Durante la siguiente hora, Javier les enseñó el ático. Las gemelas se maravillaban con todo: un armario más grande que su antiguo apartamento, un baño con ducha y bañera separadas, la cocina llena de aparatos extraños. Marina se mostraba más reservada, pero él la sorprendió acariciando la encimera de mármol y mirando por los ventanales con una expresión de asombro que intentaba esconder.

Raquel se mantuvo en silencio, luchando entre el alivio y la sensación de estar en un mundo que no le pertenecía.

—Tengo que hacer unas llamadas —dijo Javier al fin—. Raquel, hay medicinas en el baño de invitados, y llené la nevera con más comida de la que podremos comer en varios días. Por favor, sentíos como en casa.

—Javier… —lo detuvo Raquel, tocándole el brazo—. Tenemos que hablar. Sobre expectativas, sobre cuánto va a durar esto, sobre… todo.

—Lo sé. Y lo vamos a hacer —respondió él—. Pero primero necesito despejar mi agenda estos días. Y quiero que un médico venga a verte.

—No necesito… —protestó.

—Raquel —la interrumpió, con suavidad pero firmeza—. Te desmayaste por agotamiento y llevas mucho tiempo sin un chequeo en condiciones. Hazlo por las niñas.

Ella suspiró.

—Está bien.

En su despacho, Javier escuchaba el sonido que nunca había oído en su casa: voces infantiles recorriendo los pasillos, la risa de Raquel mezclada con los grititos de las gemelas mientras descubrían cada rincón, la voz seria de Marina preguntando cosas prácticas.

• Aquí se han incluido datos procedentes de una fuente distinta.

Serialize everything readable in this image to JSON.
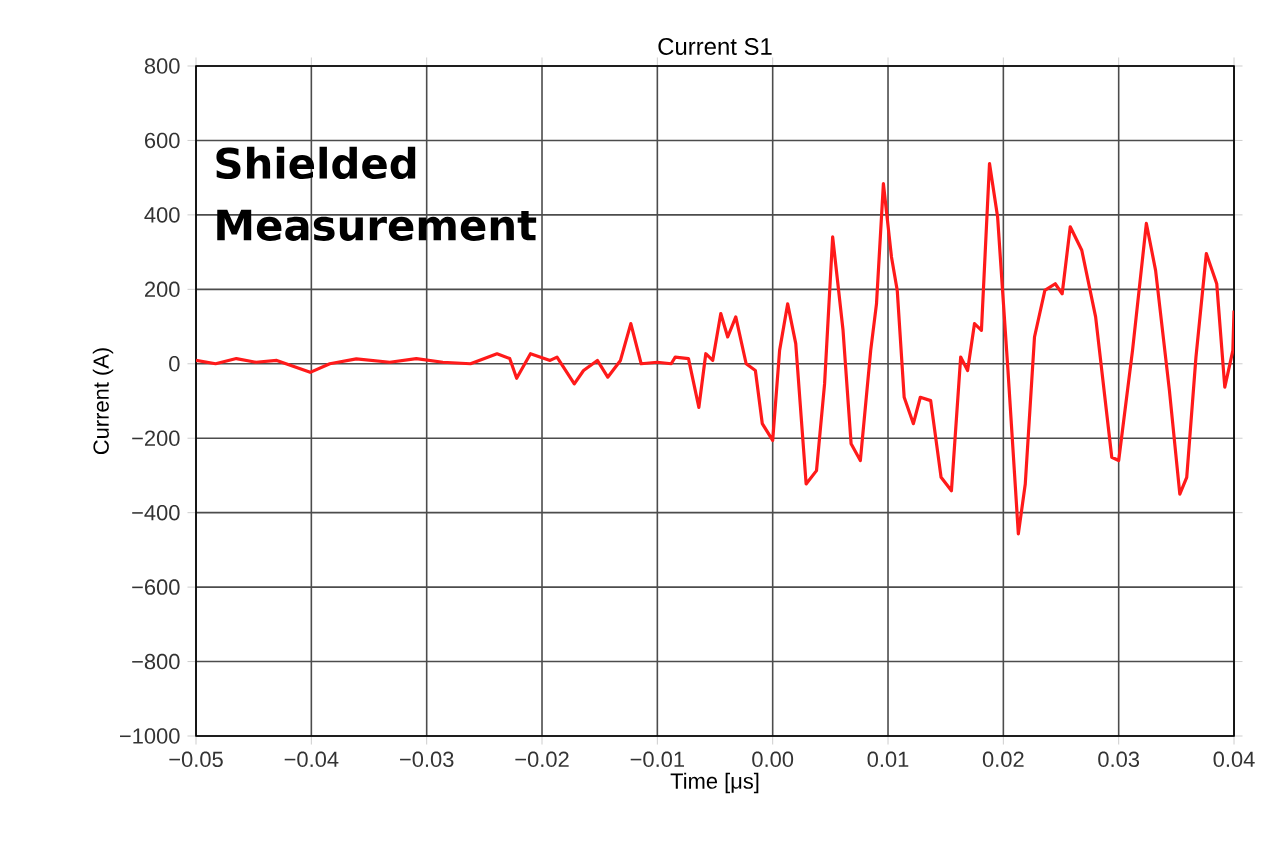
{
  "chart_data": {
    "type": "line",
    "title": "Current S1",
    "xlabel": "Time [μs]",
    "ylabel": "Current (A)",
    "annotations": [
      "Shielded Measurement"
    ],
    "xlim": [
      -0.05,
      0.04
    ],
    "ylim": [
      -1000,
      800
    ],
    "xticks": [
      {
        "value": -0.05,
        "label": "−0.05"
      },
      {
        "value": -0.04,
        "label": "−0.04"
      },
      {
        "value": -0.03,
        "label": "−0.03"
      },
      {
        "value": -0.02,
        "label": "−0.02"
      },
      {
        "value": -0.01,
        "label": "−0.01"
      },
      {
        "value": 0,
        "label": "0.00"
      },
      {
        "value": 0.01,
        "label": "0.01"
      },
      {
        "value": 0.02,
        "label": "0.02"
      },
      {
        "value": 0.03,
        "label": "0.03"
      },
      {
        "value": 0.04,
        "label": "0.04"
      }
    ],
    "yticks": [
      {
        "value": -1000,
        "label": "−1000"
      },
      {
        "value": -800,
        "label": "−800"
      },
      {
        "value": -600,
        "label": "−600"
      },
      {
        "value": -400,
        "label": "−400"
      },
      {
        "value": -200,
        "label": "−200"
      },
      0,
      200,
      400,
      600,
      800
    ],
    "grid": true,
    "marker": "none",
    "line_style": "solid",
    "series": [
      {
        "color": "#ff1a1a",
        "x": [
          -0.05,
          -0.0483,
          -0.0465,
          -0.0448,
          -0.043,
          -0.0401,
          -0.0384,
          -0.0361,
          -0.0332,
          -0.0309,
          -0.0286,
          -0.0262,
          -0.0239,
          -0.0228,
          -0.0222,
          -0.021,
          -0.0193,
          -0.0187,
          -0.0172,
          -0.0164,
          -0.0152,
          -0.0143,
          -0.0132,
          -0.0123,
          -0.0114,
          -0.01,
          -0.0088,
          -0.00845,
          -0.0073,
          -0.0064,
          -0.0058,
          -0.0052,
          -0.0045,
          -0.0039,
          -0.0032,
          -0.0023,
          -0.0015,
          -0.0009,
          0.0,
          0.0006,
          0.0013,
          0.002,
          0.0029,
          0.0038,
          0.0045,
          0.0052,
          0.0061,
          0.0068,
          0.0076,
          0.0085,
          0.009,
          0.0096,
          0.0103,
          0.0108,
          0.0114,
          0.0122,
          0.0128,
          0.0137,
          0.0146,
          0.0155,
          0.0163,
          0.0169,
          0.0175,
          0.0181,
          0.0188,
          0.0195,
          0.0204,
          0.0213,
          0.0219,
          0.0227,
          0.0236,
          0.0245,
          0.0251,
          0.0258,
          0.0268,
          0.028,
          0.0294,
          0.03,
          0.0312,
          0.0324,
          0.0332,
          0.0344,
          0.0353,
          0.0359,
          0.0367,
          0.0376,
          0.0385,
          0.0392,
          0.0399,
          0.04
        ],
        "values": [
          9,
          0,
          14,
          4,
          9,
          -23,
          0,
          13,
          4,
          14,
          4,
          0,
          27,
          14,
          -39,
          27,
          9,
          18,
          -54,
          -18,
          9,
          -36,
          9,
          108,
          0,
          4,
          0,
          18,
          14,
          -117,
          27,
          9,
          135,
          72,
          126,
          0,
          -18,
          -161,
          -206,
          36,
          161,
          54,
          -323,
          -287,
          -54,
          341,
          90,
          -215,
          -260,
          36,
          161,
          484,
          287,
          197,
          -90,
          -161,
          -90,
          -99,
          -305,
          -341,
          18,
          -18,
          108,
          90,
          538,
          395,
          -18,
          -457,
          -323,
          72,
          197,
          215,
          188,
          368,
          305,
          126,
          -251,
          -260,
          36,
          377,
          251,
          -72,
          -350,
          -305,
          18,
          296,
          215,
          -63,
          36,
          143
        ]
      }
    ]
  }
}
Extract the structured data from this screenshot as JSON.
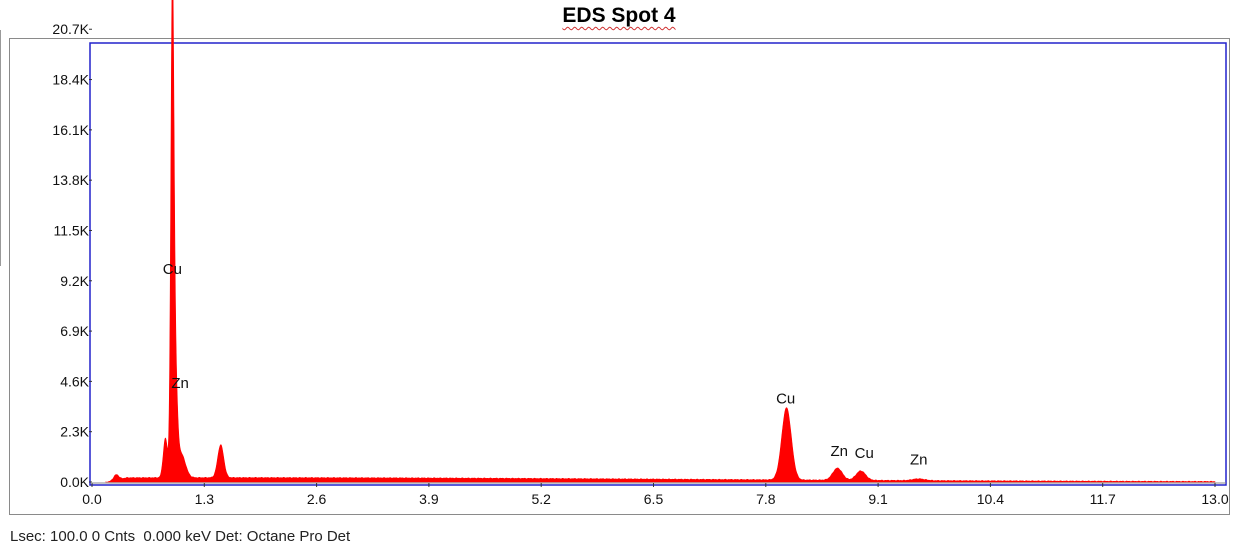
{
  "chart_data": {
    "type": "area",
    "title": "EDS Spot 4",
    "xlabel": "",
    "ylabel": "",
    "xlim": [
      0.0,
      13.0
    ],
    "ylim": [
      0,
      21900
    ],
    "x_ticks": [
      "0.0",
      "1.3",
      "2.6",
      "3.9",
      "5.2",
      "6.5",
      "7.8",
      "9.1",
      "10.4",
      "11.7",
      "13.0"
    ],
    "y_ticks": [
      "0.0K",
      "2.3K",
      "4.6K",
      "6.9K",
      "9.2K",
      "11.5K",
      "13.8K",
      "16.1K",
      "18.4K",
      "20.7K"
    ],
    "grid": false,
    "series": [
      {
        "color": "#ff0000",
        "background": 200,
        "peaks": [
          {
            "x": 0.28,
            "y": 250,
            "w": 0.03
          },
          {
            "x": 0.85,
            "y": 1800,
            "w": 0.025
          },
          {
            "x": 0.93,
            "y": 20700,
            "w": 0.018
          },
          {
            "x": 0.96,
            "y": 5000,
            "w": 0.025
          },
          {
            "x": 1.03,
            "y": 1100,
            "w": 0.05
          },
          {
            "x": 1.49,
            "y": 1500,
            "w": 0.035
          },
          {
            "x": 8.04,
            "y": 3300,
            "w": 0.055
          },
          {
            "x": 8.63,
            "y": 550,
            "w": 0.055
          },
          {
            "x": 8.9,
            "y": 430,
            "w": 0.055
          },
          {
            "x": 9.57,
            "y": 80,
            "w": 0.07
          }
        ]
      }
    ],
    "peak_labels": [
      {
        "text": "Cu",
        "x": 0.93,
        "y": 9500
      },
      {
        "text": "Zn",
        "x": 1.02,
        "y": 4300
      },
      {
        "text": "Cu",
        "x": 8.03,
        "y": 3600
      },
      {
        "text": "Zn",
        "x": 8.65,
        "y": 1200
      },
      {
        "text": "Cu",
        "x": 8.94,
        "y": 1100
      },
      {
        "text": "Zn",
        "x": 9.57,
        "y": 800
      }
    ]
  },
  "status_bar": "Lsec: 100.0 0 Cnts  0.000 keV Det: Octane Pro Det"
}
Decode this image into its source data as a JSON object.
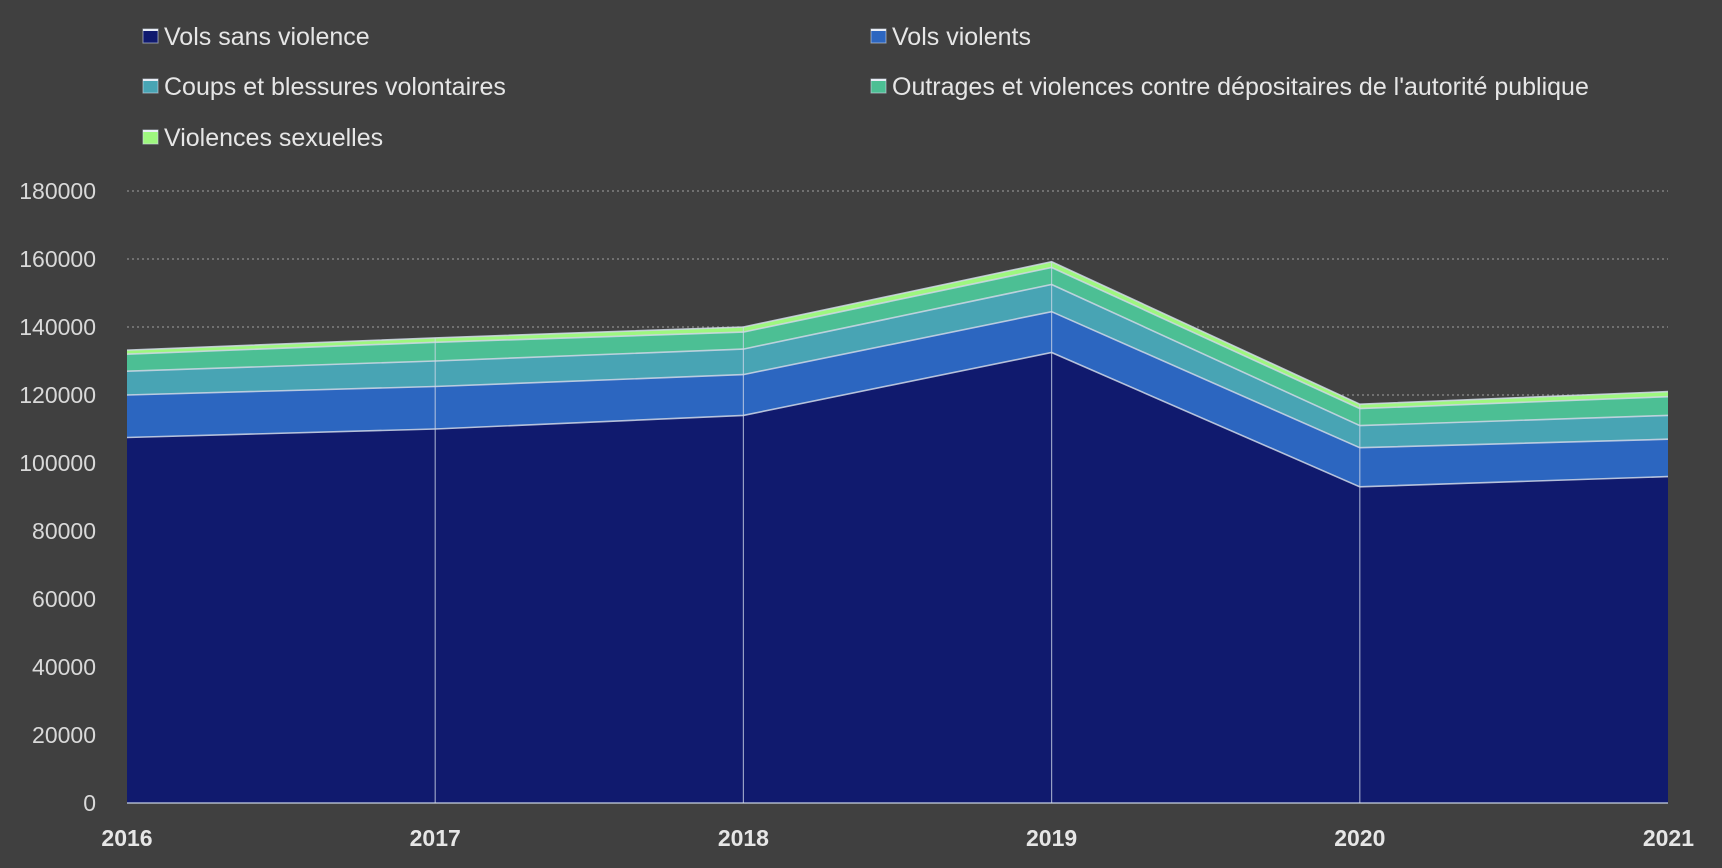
{
  "chart_data": {
    "type": "area",
    "stacked": true,
    "categories": [
      "2016",
      "2017",
      "2018",
      "2019",
      "2020",
      "2021"
    ],
    "series": [
      {
        "name": "Vols sans violence",
        "color": "#101a6e",
        "values": [
          107500,
          110000,
          114000,
          132500,
          93000,
          96000
        ]
      },
      {
        "name": "Vols violents",
        "color": "#2c66c0",
        "values": [
          12500,
          12500,
          12000,
          12000,
          11500,
          11000
        ]
      },
      {
        "name": "Coups et blessures volontaires",
        "color": "#48a4b4",
        "values": [
          7000,
          7500,
          7500,
          8000,
          6500,
          7000
        ]
      },
      {
        "name": "Outrages et violences contre dépositaires de l'autorité publique",
        "color": "#4cbf94",
        "values": [
          5000,
          5500,
          5000,
          5000,
          5000,
          5500
        ]
      },
      {
        "name": "Violences sexuelles",
        "color": "#9ef77f",
        "values": [
          1200,
          1300,
          1500,
          1700,
          1300,
          1500
        ]
      }
    ],
    "ylim": [
      0,
      180000
    ],
    "yticks": [
      "0",
      "20000",
      "40000",
      "60000",
      "80000",
      "100000",
      "120000",
      "140000",
      "160000",
      "180000"
    ],
    "grid": true,
    "legend_position": "top",
    "xlabel": "",
    "ylabel": "",
    "title": ""
  },
  "colors": {
    "background": "#404040",
    "gridline": "#8c8c8c",
    "separator": "#d0d8e8",
    "text": "#e6e6e6"
  }
}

Su primera llamada fue a su asistente.

—Patricia, necesito que me liberes la agenda el resto de la semana.

—Pero, señor, tiene la negociación de Shanghái…

—Aplázala. Y llama al doctor Morales; quiero que venga hoy mismo a casa. Ah, y busca al mejor abogado de familia de la ciudad. Alguien que sepa de paternidad y adopciones.